Kinshasa — Le calme est revenu à Itamba, groupement Begala en territoire de Shabunda, à plus de 300 kilomètres à l'Ouest de Shabunda, au Sud-Kivu. Ce village a été le théâtre des affrontements survenus, il y a quelques jours, entre les Raia Mutomboki, une milice d'auto-défense populaire, et les éléments de la Police d'intervention rapide (Pir). C'est ce qu'ont indiqué certains habitants de Shabunda joints vendredi par radiookapi.net.

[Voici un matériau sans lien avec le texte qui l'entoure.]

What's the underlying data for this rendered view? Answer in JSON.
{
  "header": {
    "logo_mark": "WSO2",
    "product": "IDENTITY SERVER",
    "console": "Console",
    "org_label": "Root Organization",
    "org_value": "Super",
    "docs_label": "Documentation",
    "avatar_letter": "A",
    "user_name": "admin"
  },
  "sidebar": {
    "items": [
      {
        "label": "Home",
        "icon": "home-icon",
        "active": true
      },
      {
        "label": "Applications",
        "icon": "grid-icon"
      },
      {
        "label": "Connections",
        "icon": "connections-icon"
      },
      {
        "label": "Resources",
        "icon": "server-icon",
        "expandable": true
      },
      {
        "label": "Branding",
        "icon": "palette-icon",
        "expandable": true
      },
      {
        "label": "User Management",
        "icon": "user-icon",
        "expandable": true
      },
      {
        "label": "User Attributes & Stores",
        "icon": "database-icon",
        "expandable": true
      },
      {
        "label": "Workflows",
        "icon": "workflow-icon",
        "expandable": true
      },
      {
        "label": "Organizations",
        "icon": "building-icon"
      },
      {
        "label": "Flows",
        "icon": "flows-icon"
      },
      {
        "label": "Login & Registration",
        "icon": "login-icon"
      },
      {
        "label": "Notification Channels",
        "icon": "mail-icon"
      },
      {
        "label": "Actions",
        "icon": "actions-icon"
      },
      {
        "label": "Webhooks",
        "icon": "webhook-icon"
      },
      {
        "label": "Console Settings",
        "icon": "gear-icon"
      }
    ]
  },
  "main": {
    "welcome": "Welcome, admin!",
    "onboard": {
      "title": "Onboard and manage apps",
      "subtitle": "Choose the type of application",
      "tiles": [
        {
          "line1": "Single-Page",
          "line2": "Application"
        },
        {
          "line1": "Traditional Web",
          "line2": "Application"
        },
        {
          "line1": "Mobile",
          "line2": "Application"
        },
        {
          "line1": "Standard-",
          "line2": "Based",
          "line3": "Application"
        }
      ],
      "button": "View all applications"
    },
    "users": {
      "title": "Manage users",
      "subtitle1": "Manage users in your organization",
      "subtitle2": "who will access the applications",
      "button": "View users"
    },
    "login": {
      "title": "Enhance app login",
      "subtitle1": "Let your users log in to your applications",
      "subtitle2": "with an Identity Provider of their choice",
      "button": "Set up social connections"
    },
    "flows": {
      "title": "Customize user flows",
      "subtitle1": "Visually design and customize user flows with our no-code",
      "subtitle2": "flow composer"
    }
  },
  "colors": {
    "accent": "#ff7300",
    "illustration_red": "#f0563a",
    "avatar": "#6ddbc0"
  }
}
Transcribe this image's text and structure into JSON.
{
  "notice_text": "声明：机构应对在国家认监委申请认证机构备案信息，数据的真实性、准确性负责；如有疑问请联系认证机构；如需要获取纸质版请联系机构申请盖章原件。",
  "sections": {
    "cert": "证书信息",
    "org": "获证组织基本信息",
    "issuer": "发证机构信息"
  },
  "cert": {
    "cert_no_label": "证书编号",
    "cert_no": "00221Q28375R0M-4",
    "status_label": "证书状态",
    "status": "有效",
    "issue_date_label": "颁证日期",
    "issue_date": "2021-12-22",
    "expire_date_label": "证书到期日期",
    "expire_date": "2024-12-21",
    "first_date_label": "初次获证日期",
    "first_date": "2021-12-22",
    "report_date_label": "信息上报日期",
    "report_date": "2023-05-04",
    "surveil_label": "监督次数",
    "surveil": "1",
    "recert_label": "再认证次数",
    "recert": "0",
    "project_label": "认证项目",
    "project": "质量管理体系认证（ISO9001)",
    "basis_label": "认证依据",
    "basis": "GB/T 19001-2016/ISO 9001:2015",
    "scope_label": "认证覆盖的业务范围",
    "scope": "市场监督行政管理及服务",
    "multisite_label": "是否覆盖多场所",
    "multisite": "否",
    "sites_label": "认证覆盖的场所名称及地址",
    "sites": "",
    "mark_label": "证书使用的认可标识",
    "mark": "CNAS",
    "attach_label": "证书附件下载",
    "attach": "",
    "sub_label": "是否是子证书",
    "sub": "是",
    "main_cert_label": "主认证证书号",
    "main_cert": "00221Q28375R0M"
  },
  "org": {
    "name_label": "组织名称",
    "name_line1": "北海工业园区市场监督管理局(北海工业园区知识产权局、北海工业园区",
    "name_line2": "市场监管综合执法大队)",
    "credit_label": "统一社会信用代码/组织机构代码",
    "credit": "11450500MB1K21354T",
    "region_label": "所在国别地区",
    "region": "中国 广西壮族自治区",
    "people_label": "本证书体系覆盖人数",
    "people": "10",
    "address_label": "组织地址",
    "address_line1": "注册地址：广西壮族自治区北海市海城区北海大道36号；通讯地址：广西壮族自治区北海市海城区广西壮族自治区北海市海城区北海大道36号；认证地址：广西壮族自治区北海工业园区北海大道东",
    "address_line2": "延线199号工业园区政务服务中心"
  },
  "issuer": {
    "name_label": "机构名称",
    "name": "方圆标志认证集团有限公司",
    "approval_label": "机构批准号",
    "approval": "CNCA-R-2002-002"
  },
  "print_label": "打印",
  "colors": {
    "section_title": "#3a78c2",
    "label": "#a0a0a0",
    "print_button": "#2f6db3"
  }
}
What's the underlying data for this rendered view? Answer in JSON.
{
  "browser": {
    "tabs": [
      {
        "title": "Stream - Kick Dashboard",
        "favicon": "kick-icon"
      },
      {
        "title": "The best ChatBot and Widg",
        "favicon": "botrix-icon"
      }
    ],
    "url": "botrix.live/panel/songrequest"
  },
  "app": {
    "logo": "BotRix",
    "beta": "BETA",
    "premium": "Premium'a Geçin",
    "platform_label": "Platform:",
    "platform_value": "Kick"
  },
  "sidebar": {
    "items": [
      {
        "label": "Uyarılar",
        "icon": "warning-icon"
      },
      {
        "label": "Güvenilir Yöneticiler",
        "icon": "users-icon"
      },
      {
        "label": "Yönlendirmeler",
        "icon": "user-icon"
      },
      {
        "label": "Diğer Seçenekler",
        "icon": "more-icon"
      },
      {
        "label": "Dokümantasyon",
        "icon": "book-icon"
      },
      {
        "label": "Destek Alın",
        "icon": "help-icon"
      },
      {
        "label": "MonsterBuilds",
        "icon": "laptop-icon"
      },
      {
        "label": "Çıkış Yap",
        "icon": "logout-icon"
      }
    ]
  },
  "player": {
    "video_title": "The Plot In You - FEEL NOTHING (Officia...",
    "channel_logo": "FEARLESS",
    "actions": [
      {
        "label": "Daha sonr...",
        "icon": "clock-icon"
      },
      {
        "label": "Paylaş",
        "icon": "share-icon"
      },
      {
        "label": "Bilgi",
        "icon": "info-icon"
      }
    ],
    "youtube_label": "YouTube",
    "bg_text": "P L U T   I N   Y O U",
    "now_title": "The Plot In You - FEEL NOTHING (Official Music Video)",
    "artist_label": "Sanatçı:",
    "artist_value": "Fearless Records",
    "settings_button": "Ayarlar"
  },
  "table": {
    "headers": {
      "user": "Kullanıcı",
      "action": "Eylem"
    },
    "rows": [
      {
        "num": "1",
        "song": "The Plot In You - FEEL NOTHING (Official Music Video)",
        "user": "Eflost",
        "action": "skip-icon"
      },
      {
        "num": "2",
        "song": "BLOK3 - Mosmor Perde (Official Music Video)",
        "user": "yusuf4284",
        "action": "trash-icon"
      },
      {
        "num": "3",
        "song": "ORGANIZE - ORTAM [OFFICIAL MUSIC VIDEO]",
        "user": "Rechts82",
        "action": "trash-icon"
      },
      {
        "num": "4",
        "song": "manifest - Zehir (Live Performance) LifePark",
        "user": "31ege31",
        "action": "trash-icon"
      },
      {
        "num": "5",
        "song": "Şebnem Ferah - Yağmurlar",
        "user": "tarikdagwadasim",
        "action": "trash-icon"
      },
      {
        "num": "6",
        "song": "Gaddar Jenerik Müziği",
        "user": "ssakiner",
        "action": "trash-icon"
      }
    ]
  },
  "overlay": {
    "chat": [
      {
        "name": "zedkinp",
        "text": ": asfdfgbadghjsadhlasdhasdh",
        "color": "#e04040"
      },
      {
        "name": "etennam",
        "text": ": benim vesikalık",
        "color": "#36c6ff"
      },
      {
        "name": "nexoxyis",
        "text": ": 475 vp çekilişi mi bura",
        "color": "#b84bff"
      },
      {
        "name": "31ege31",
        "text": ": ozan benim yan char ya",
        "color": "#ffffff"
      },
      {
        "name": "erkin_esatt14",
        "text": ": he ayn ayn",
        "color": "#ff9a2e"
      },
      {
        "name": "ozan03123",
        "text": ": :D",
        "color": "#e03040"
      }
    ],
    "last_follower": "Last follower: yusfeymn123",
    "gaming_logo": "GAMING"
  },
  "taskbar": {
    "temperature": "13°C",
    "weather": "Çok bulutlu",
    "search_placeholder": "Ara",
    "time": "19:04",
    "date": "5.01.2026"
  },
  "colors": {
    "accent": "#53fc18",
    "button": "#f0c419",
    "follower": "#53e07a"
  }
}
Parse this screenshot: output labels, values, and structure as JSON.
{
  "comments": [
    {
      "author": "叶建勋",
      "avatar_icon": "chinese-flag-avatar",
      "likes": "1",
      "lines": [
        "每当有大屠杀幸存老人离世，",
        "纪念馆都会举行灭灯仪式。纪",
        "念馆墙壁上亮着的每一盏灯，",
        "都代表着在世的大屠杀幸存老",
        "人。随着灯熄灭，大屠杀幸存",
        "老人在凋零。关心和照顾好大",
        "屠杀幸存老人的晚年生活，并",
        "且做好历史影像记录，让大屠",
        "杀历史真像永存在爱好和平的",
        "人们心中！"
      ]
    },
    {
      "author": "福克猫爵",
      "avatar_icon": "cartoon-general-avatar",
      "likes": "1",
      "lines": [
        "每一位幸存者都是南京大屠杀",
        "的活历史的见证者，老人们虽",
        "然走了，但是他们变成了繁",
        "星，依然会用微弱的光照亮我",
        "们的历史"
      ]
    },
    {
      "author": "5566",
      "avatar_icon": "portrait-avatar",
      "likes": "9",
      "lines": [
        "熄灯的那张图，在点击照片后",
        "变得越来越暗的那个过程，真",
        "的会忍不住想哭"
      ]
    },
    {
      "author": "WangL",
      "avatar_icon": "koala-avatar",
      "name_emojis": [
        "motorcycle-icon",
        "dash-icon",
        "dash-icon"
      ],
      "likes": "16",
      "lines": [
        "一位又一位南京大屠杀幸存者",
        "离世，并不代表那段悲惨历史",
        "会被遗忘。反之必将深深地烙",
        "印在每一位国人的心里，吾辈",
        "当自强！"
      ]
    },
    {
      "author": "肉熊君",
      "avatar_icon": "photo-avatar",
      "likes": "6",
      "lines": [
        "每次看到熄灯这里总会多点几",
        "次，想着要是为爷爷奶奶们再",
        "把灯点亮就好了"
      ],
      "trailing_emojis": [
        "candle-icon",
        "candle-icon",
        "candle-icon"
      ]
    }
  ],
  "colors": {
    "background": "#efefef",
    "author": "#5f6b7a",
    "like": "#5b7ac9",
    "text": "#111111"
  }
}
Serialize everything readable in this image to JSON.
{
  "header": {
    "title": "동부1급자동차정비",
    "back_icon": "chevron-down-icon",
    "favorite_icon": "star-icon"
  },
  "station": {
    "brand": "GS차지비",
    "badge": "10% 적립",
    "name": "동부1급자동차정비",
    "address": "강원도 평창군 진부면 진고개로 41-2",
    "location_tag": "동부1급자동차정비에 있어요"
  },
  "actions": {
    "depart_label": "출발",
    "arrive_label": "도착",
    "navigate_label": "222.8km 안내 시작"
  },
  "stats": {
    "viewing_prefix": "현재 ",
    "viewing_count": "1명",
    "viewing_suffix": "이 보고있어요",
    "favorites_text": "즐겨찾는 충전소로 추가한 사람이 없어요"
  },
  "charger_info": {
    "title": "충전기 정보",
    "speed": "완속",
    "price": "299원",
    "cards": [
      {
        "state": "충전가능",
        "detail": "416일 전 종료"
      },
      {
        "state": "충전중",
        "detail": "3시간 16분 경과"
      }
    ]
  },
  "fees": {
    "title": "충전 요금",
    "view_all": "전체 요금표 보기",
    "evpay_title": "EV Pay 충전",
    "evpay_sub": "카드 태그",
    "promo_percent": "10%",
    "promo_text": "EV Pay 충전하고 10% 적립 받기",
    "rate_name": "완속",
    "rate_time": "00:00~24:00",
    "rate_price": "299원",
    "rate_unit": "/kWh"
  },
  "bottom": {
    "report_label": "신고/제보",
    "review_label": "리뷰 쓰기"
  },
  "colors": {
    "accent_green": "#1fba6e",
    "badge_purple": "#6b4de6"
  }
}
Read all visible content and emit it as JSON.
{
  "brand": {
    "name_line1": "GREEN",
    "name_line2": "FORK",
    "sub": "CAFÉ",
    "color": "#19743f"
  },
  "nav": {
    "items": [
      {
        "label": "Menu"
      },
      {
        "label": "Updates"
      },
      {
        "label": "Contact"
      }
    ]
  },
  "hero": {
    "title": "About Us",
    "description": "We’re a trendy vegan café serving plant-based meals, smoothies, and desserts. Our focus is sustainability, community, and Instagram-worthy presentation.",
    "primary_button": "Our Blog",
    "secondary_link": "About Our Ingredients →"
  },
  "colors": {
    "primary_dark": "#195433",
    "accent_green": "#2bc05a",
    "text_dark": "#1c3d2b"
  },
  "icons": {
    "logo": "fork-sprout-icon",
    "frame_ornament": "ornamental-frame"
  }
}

Ces affrontements étaient consécutifs à des exactions de la part de la Pir contre la population locale dans cette partie située entre les deux chefferies Bakisi et Wakabango I, selon l'administrateur du territoire de Shabunda. La population a dû faire appel à la milice pour contrer ces exactions, d'après certains habitants de Shabunda. La population, qui avait fui dans la forêt, retournait vendredi au village Itamba. Ce retour est rendu possible à la suite de l'intervention du commandant de la Police d'intervention rapide de Shabunda. Ce dernier a procédé à l'arrestation des policiers qu'il a estimés fautifs dans les échauffourées qu'on a déplorées à Itamba. Au cours de ces troubles, aucun dégât humain ni matériel n'a été signalé.
Notons que la police, au lieu de sécuriser la population et d'assurer de l'ordre, a brillé par des exactions à l'endroit de paisibles citoyens qui, acculés ont fini par faire appel à la milice. Ceci souligne la nécessité de renforcer la capacité des agents de la police et pourquoi pas des FARDC afin qu'ils comprennent mieux le rôle auquel la Nation les appelle. L'acte posé par leur chef qui a procédé à l'arrestation des éléments fautifs est patriotique. C'est exactement ce que l'on doit faire si l'on veut respecter le mot d'ordre du commandant suprême de nos Forces armées et de la Police, Joseph Kabila, à savoir, «tolérance zéro».
Par ailleurs, on doit se souvenir que la population du Nord-Kivu et du Sud-Kivu qui a déjà trop souffert des exactions de tout genre de la part soit des groupes armés soit des éléments de l'armée régulière a maintenant besoin de la paix afin de vaquer à ses activités productives, malgré les incursions malheureuses des rebelles hutu de FDLR. Tenter de remettre en question le calme qui revient petit à petit dans cette partie de la République, c'est tout simplement s'exposer aux sanctions parfois très sévères de la part de la hiérarchie.